Yeral Núñez Mercedes (born 9 January 2003) is a hurdler from the Dominican Republic. He won national championships titles in the 400m hurdles in 2023 and 2024 and competed at the 2024 Summer Olympics.

==Biography==
Núñez is coached by two-time Olympic champion Félix Sánchez. He ran a Dominican Republic national U20 record of 50.07 for the 400 metres hurdles in June 2022.

Núñez ran 49.43 seconds to win the senior national title over 400m hurdles for the first time, in April 2023. He won bronze in the 400m hurdles at the 2023 NACAC U23 Championships in San Jose, Costa Rica. He qualified for the final of the 400 metres hurdles at the senior 2023 Central American and Caribbean Games in July 2023. He finished fourth in the 400m hurdles at the 2023 Pan American Games in Santiago.

Núñez competed for the Dominican Republic at the World Relays in Nassau, Bahamas in May 2024. That month, he won bronze in the 400m hurdles at the 2024 Ibero-American Championships in Brazil. His 4 × 400 m relay team won their race but were disallowed for a lane infringement.
Núñez ran 49.05 seconds to retain his national 400m hurdles title in June 2024.

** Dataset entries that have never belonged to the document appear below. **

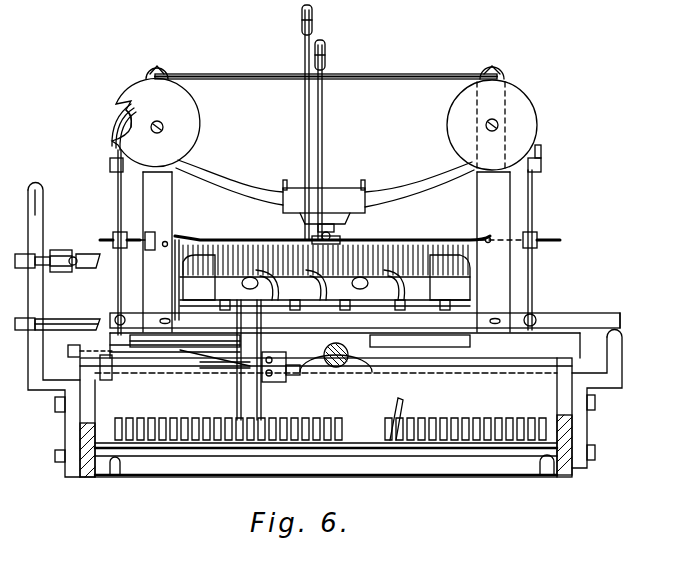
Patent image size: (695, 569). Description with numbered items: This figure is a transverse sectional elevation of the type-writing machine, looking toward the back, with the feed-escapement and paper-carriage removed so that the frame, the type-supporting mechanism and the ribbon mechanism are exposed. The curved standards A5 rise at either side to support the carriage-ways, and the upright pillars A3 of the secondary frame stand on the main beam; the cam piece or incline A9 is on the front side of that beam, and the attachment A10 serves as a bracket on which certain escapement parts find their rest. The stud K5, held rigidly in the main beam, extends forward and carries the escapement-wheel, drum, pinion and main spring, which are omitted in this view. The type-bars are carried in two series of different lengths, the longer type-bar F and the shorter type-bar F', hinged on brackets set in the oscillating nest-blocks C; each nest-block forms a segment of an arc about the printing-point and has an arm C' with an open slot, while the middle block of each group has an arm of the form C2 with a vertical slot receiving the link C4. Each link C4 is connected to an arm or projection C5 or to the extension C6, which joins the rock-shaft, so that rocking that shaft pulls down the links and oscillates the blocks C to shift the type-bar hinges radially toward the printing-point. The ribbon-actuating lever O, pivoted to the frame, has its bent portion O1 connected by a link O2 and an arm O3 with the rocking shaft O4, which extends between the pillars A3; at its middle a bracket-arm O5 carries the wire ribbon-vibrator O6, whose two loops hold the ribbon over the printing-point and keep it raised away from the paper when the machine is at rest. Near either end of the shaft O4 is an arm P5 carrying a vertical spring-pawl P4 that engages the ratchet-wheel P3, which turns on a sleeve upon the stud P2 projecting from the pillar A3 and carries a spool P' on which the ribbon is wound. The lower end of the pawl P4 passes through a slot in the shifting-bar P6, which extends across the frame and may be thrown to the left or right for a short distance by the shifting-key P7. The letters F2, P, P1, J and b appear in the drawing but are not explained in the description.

The type-bar F is at (300, 122).
The type-bar F' is at (326, 140).
The horizontal cross bar F2 is at (440, 70).
The spool P' is at (340, 108).
The curved guide arm P1 is at (114, 114).
The stud P2 is at (110, 160).
The ratchet-wheel P3 is at (130, 108).
The spring-pawl P4 is at (116, 190).
The arm P5 is at (120, 240).
The shifting-bar P6 is at (142, 322).
The shifting-key P7 is at (622, 312).
The carriage block with belt P is at (325, 200).
The upright pillar A3 is at (326, 252).
The curved standard A5 is at (28, 196).
The cam piece A9 is at (265, 378).
The bracket A10 is at (286, 380).
The ribbon-actuating lever O is at (246, 366).
The bent portion of ribbon-actuating lever O1 is at (172, 376).
The link O2 is at (184, 262).
The arm O3 is at (165, 240).
The rock-shaft O4 is at (226, 238).
The bracket-arm O5 is at (345, 239).
The ribbon-vibrating arm O6 is at (285, 186).
The nest-block C is at (325, 277).
The arm of nest-block C' is at (328, 285).
The arm of middle nest-block C2 is at (309, 360).
The link C4 is at (275, 360).
The arm C5 is at (185, 345).
The extension C6 is at (376, 336).
The stud K5 is at (340, 368).
The handle shaft J is at (60, 253).
The link b is at (226, 366).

Núñez was selected to compete for Dominican Republic at the 2024 Paris Olympics. He ran as part of the mixed 4 × 400 m relay. He also ran in the 400m hurdles.

In June 2026, Núñez ran 48.20 seconds to win the inaugural 400 metres hurdles title at the 2026 Pan American Championships in Athletics in Medellín. In September, he competed in the 400 m hurdles at the inaugural World Ultimate Championship in Budapest.

==Personal life==
He is from La Romana, Dominican Republic.